The Exetron Stringy Floppy and Sinclair Microdrive would disagree. Continuous loop tape formats were used successfully for data storage. Not being able to rewind doesn't matter since the tape will pass the beginning in a few seconds and resume trying to find files.
Here's a picture of the aforementioned Compucolor and a dual "Floppy Tape" 8-track drive:
These drives essentially worked like the Stringy Floppy and friends just, well, 8-track. They used extra-short tapes so each track would loop around in only couple minutes or so at high speed; at 4800 baud with 8 tracks you need only a few minutes worth of track to hold about a total of 1MB of storage.
(The system specified that it could do 1MB of storage per tape, so here's the rough math on that: 1MB is a bit north of 8 million bits and we have 8 tracks, so we need to hold 128K, or a million bits per track. At 4800 baud storing a million bits takes a little over three and a half minutes of tape. Maybe we should pad that out to five minutes to allow for formatting and file system markers.)
Therefore assuming the system was smart enough to use some kind of directory system at the start of the tape loops (8-tracks use a conductive marker to signal audio players to switch to the next track, in a digital system that would be your index mark) it shouldn't take more than a few minutes to locate and load a piece of information anywhere on the tape even if the "scanning" speed is just a small multiple of the normal play speed. "A few minutes" isn't great but at least it's automatic compared to a plain linear cassette deck.

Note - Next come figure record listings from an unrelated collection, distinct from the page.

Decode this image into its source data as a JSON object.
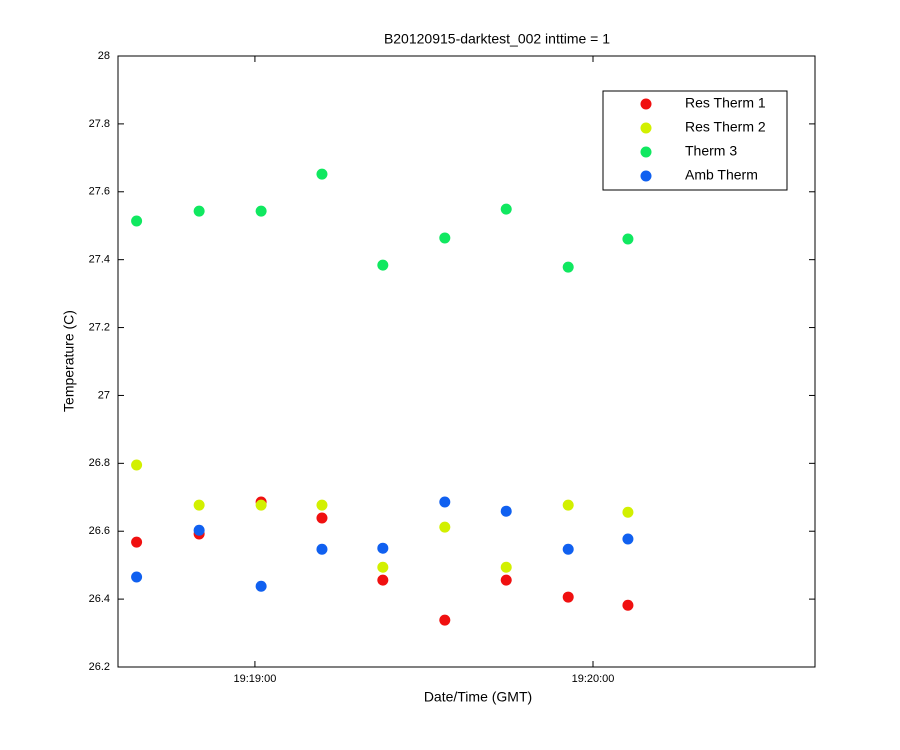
{
  "chart_data": {
    "type": "scatter",
    "title": "B20120915-darktest_002 inttime = 1",
    "xlabel": "Date/Time (GMT)",
    "ylabel": "Temperature (C)",
    "x": [
      69519.0,
      69530.1,
      69541.1,
      69551.9,
      69562.7,
      69573.7,
      69584.6,
      69595.6,
      69606.2
    ],
    "series": [
      {
        "name": "Res Therm 1",
        "color": "#f01010",
        "values": [
          26.568,
          26.592,
          26.686,
          26.639,
          26.456,
          26.338,
          26.456,
          26.406,
          26.382
        ]
      },
      {
        "name": "Res Therm 2",
        "color": "#d2f000",
        "values": [
          26.795,
          26.677,
          26.677,
          26.677,
          26.494,
          26.612,
          26.494,
          26.677,
          26.656
        ]
      },
      {
        "name": "Therm 3",
        "color": "#10e860",
        "values": [
          27.514,
          27.543,
          27.543,
          27.652,
          27.384,
          27.464,
          27.549,
          27.378,
          27.461
        ]
      },
      {
        "name": "Amb Therm",
        "color": "#1060f0",
        "values": [
          26.465,
          26.603,
          26.438,
          26.547,
          26.55,
          26.686,
          26.659,
          26.547,
          26.577
        ]
      }
    ],
    "xlim": [
      69515.7,
      69639.4
    ],
    "xticks": [
      {
        "value": 69540,
        "label": "19:19:00"
      },
      {
        "value": 69600,
        "label": "19:20:00"
      }
    ],
    "ylim": [
      26.2,
      28
    ],
    "yticks": [
      26.2,
      26.4,
      26.6,
      26.8,
      27,
      27.2,
      27.4,
      27.6,
      27.8,
      28
    ],
    "grid": false,
    "legend": "upper-right"
  }
}
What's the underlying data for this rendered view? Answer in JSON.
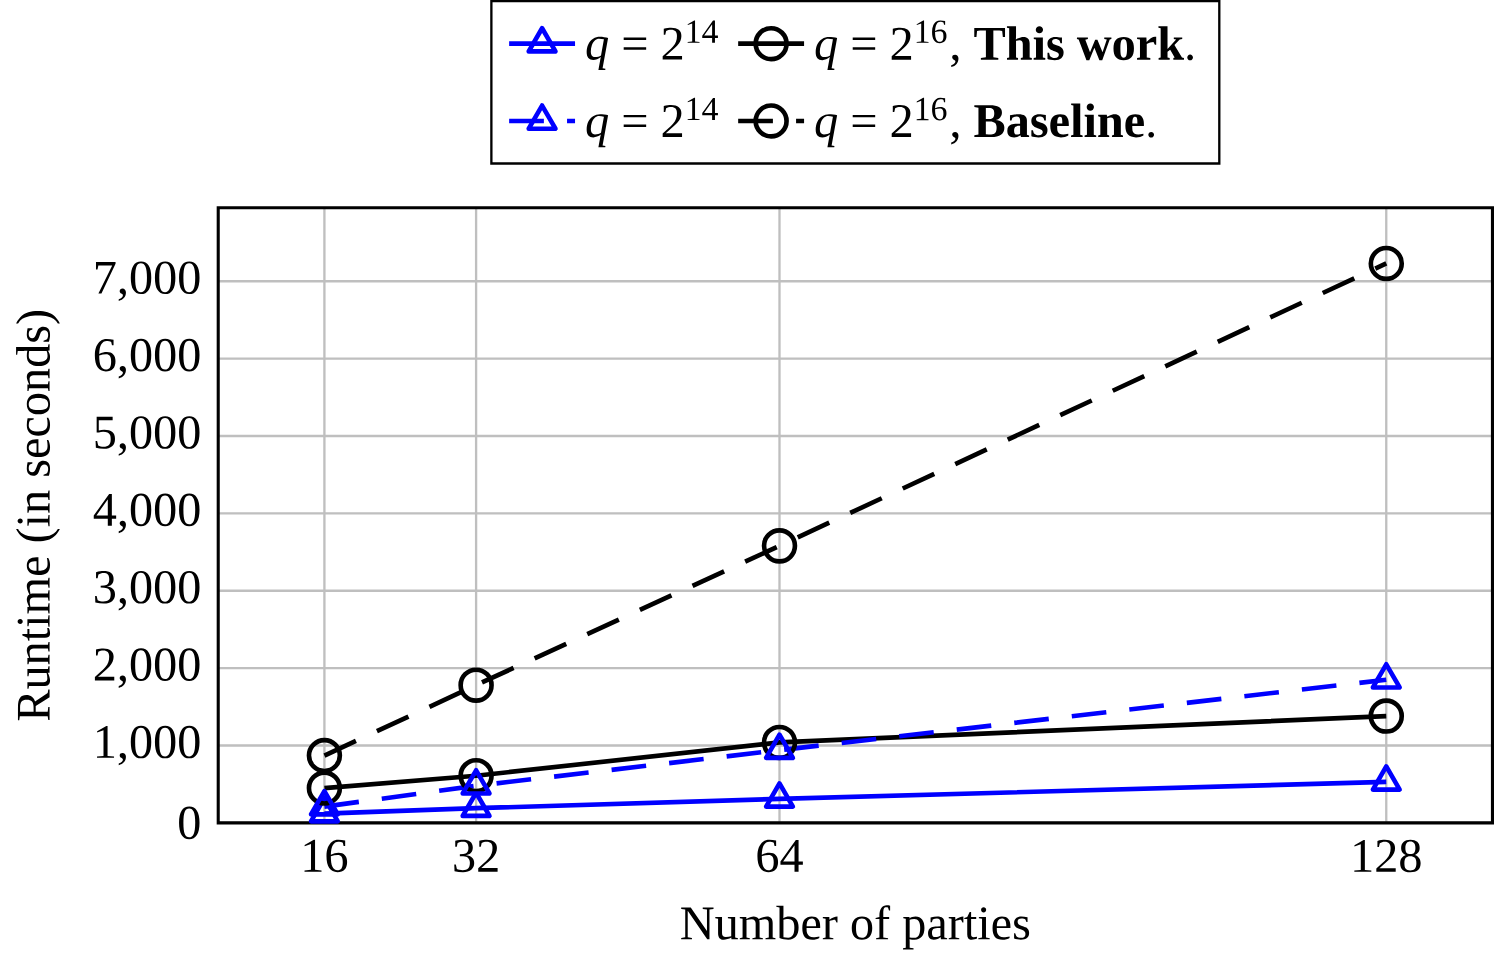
{
  "chart_data": {
    "type": "line",
    "x": [
      16,
      32,
      64,
      128
    ],
    "xlabel": "Number of parties",
    "ylabel": "Runtime (in seconds)",
    "xlim": [
      4.8,
      139.2
    ],
    "ylim": [
      0,
      7950
    ],
    "xticks": [
      16,
      32,
      64,
      128
    ],
    "yticks": [
      0,
      {
        "value": 1000,
        "label": "1,000"
      },
      {
        "value": 2000,
        "label": "2,000"
      },
      {
        "value": 3000,
        "label": "3,000"
      },
      {
        "value": 4000,
        "label": "4,000"
      },
      {
        "value": 5000,
        "label": "5,000"
      },
      {
        "value": 6000,
        "label": "6,000"
      },
      {
        "value": 7000,
        "label": "7,000"
      }
    ],
    "grid": true,
    "legend": "top",
    "series": [
      {
        "name": "*q* = 2$^{14}$",
        "color": "#0000ff",
        "marker": "triangle",
        "line_style": "solid",
        "values": [
          120,
          190,
          310,
          530
        ]
      },
      {
        "name": "*q* = 2$^{16}$, **This work**.",
        "color": "#000000",
        "marker": "circle",
        "line_style": "solid",
        "values": [
          450,
          610,
          1040,
          1380
        ]
      },
      {
        "name": "*q* = 2$^{14}$",
        "color": "#0000ff",
        "marker": "triangle",
        "line_style": "dashed",
        "values": [
          210,
          480,
          940,
          1850
        ]
      },
      {
        "name": "*q* = 2$^{16}$, **Baseline**.",
        "color": "#000000",
        "marker": "circle",
        "line_style": "dashed",
        "values": [
          870,
          1780,
          3580,
          7230
        ]
      }
    ]
  }
}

Not that such a system was ever likely to work well in practice. 8-track was designed to be rugged and forgiving in applications like car music players, what it didn't offer was precision or high-fidelity. Unless you used special high-strength tape, which I guess could be an option with such a short loop, I doubt you could up the scanning speed much over over 2X, and track alignment/bleed-through was probably also a problem. No surprise these didn't catch on since floppy drives already existed and weren't *that* much more expensive in the grand scheme of things. (Making something like a "floppy tape" actually reliable would probably result in a tape mechanism at least as expensive.)
Let's not forget that non-continuous loop versions of automatic tape drives based on audio decks also existed:
And likewise were pretty much a terrible idea in retrospect.